Sometimes, even though I live part-time in Kitchen Beautiful Dreamland, I am convinced that I would not be as good a cook if I had a modern, sleek, up-to-date kitchen with all the bells and whistles. I fear I would become lazy and complacent. I know a woman who has a beautiful kitchen--a glamorous, darkly rich showplace of copper, black variegated granite and Brazilian walnut. But sadly, this woman doesn't cook so much as she assembles. A box of this, a can of that, reheated take-out foods. There isn't a lot of creativity that emerges from this beautiful kitchen. It is as if the creative energy has been stripped away to make room for all that stop-your-heart beauty. Sort of like the difference between Kiri te Kanawa and Maria Callas. One sings with amazing technically precise and exacting beauty. The other sings with a deep soulfulness and with such heart-wrenching intensity that the roughness and imprecision of her voice carves its own thing of beauty, like Michelangelo transformed a raw, flawed piece of marble into his famous Statue of David.

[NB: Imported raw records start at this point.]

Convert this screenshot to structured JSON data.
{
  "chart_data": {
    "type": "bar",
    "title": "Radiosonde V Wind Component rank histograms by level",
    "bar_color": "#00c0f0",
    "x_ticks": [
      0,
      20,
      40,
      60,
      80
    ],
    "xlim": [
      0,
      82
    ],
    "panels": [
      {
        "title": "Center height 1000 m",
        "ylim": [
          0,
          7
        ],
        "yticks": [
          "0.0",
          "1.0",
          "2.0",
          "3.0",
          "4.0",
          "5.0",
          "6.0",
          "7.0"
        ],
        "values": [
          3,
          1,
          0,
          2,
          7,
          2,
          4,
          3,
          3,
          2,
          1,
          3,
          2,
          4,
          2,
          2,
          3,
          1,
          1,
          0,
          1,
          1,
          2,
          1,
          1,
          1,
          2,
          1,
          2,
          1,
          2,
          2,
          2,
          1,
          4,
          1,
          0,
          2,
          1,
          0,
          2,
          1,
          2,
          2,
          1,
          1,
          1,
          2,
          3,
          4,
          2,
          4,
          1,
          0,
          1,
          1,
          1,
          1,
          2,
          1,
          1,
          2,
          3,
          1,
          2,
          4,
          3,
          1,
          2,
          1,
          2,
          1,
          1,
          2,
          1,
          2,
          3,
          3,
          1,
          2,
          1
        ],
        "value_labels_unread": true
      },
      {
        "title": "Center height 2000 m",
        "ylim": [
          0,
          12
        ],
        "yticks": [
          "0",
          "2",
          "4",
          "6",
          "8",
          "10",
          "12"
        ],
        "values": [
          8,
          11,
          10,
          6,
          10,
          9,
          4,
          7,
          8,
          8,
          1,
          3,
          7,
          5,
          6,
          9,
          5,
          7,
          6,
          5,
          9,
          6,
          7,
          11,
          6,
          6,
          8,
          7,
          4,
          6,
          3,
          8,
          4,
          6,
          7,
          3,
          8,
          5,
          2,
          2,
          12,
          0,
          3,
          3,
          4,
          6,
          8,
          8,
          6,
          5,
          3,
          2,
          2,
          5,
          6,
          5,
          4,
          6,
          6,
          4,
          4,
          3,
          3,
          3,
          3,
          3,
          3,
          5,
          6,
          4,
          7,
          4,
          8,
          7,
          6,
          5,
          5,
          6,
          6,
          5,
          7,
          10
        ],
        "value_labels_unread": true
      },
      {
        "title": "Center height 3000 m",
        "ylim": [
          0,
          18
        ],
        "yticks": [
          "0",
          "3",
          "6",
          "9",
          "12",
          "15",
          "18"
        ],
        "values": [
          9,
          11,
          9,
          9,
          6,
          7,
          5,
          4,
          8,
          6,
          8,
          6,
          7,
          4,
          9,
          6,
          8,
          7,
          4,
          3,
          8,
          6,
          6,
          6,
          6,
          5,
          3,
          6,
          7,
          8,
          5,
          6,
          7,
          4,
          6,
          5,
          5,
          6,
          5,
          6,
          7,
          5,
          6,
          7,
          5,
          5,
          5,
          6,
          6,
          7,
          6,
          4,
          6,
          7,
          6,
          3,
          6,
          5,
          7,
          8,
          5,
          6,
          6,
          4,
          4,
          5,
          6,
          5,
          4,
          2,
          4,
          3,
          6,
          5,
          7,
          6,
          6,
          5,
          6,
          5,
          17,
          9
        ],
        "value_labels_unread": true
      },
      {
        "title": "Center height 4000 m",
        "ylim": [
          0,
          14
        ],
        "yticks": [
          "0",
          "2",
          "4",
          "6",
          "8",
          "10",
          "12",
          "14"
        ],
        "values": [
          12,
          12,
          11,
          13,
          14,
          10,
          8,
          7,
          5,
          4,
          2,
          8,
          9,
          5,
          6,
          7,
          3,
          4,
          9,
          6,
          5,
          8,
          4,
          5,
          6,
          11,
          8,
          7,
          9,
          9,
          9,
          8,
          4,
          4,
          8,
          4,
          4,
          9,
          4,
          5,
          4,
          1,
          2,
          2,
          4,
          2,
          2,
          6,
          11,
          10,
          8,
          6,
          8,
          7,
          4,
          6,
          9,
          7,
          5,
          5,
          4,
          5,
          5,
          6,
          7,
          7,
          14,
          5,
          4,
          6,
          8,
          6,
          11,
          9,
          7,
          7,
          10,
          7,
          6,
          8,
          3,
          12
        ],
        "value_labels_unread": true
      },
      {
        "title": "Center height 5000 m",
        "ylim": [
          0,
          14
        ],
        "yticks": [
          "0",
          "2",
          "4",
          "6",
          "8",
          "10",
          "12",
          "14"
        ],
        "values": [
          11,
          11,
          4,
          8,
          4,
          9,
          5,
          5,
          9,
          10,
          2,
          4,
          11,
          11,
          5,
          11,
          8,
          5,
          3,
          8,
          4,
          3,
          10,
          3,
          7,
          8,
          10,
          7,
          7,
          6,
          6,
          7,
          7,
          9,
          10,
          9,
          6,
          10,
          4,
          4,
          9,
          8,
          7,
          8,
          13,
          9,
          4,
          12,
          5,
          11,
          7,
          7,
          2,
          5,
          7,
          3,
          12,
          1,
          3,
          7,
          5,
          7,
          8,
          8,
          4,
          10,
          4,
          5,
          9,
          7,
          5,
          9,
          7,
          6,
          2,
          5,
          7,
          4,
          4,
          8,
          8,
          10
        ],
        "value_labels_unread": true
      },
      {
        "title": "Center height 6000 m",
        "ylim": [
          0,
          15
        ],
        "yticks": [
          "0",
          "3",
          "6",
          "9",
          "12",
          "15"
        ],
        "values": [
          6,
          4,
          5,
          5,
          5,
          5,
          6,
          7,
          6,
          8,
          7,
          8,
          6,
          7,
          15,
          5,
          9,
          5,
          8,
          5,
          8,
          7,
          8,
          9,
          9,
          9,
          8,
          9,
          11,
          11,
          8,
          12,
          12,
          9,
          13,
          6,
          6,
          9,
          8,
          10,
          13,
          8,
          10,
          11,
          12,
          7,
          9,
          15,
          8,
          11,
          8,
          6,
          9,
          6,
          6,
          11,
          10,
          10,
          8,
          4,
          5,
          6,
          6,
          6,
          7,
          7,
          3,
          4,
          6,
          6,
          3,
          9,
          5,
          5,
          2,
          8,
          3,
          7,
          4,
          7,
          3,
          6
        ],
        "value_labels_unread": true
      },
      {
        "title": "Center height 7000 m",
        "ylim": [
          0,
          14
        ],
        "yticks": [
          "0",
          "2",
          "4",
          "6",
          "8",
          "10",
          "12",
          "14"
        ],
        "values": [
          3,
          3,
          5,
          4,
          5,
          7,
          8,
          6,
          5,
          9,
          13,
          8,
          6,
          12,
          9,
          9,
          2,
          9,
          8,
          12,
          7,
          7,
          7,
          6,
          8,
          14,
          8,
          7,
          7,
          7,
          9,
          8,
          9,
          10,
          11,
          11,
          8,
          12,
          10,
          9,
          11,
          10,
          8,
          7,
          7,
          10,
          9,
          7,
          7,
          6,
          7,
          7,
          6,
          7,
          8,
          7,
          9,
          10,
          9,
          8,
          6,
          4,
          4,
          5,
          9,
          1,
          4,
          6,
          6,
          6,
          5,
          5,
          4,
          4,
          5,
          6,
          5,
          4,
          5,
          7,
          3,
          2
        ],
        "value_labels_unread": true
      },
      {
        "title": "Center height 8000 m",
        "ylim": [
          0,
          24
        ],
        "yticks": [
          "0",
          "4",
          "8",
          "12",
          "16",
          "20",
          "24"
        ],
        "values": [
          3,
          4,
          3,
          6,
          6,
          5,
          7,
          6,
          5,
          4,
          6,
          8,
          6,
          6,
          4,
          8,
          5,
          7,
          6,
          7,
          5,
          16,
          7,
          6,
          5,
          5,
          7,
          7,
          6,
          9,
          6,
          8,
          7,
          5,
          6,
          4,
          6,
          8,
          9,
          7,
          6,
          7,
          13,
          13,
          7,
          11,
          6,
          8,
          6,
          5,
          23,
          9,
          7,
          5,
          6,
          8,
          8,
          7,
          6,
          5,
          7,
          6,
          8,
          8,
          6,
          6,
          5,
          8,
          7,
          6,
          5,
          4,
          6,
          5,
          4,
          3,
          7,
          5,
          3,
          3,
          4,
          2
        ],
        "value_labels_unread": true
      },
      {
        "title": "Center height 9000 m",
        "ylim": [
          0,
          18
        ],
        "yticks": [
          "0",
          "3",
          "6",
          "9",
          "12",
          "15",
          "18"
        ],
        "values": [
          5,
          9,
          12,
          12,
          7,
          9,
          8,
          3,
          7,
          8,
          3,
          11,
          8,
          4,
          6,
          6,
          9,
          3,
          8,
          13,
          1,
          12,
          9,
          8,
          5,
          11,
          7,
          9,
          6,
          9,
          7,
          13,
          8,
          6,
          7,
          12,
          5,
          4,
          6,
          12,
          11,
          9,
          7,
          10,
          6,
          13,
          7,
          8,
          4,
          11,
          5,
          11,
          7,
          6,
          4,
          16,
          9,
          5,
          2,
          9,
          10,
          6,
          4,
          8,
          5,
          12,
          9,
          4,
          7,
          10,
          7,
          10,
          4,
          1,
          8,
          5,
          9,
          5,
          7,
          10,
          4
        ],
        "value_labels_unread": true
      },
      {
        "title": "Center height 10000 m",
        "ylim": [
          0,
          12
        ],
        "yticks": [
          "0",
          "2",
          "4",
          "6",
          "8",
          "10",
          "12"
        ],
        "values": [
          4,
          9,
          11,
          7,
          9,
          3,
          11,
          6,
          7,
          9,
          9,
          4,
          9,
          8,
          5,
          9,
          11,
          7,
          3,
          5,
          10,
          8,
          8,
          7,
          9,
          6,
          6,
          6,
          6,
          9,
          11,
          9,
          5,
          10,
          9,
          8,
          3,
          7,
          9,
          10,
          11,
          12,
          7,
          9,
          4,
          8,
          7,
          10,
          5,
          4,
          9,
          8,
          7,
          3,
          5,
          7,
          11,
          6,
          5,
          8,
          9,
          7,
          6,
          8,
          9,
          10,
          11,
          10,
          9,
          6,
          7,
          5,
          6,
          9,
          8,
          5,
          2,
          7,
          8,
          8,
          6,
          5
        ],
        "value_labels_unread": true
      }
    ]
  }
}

Sometimes, I think that it is my kitchen's flaws and its terroir that defines my food. Its shortcomings and limitations have forced me to problem-solve in ways I might never have confronted in my cooking career. The lack of counter space, storage space, and the cursed electric stove have cramped and molded my cooking style. The embarrassingly old porcelain sink, which always needs a good come-uppance with a can of Comet, is small and shallow. The pantry? A mere linen closet! What if I did not have these challenges? Would I be a better cook? Would I be more productive and efficient? Maybe. But I think not. As Ms. Jaffrey has observed, "I've realized that a dream kitchen isn't absolutely necessary: It's your aspirations for the food that make a kitchen come to life...After all, it is the food that comes out of the kitchen that matters most."
And so, like an old, familiar lover, my kitchen remains embedded in my heart, my soul, my technical expertise (or lack thereof). Like an old familiar lover, my kitchen is familiar to me, beloved, war-torn, battled-scarred, molded to my will. And like an old, familiar lover, my kitchen can also have its way with me, can convince me that I am the most beautiful and gifted of all its previous lovers, or it can bring me to my knees in humble submission, wishing for swift and sweet mercy.
There's something to be said for that kind of relationship.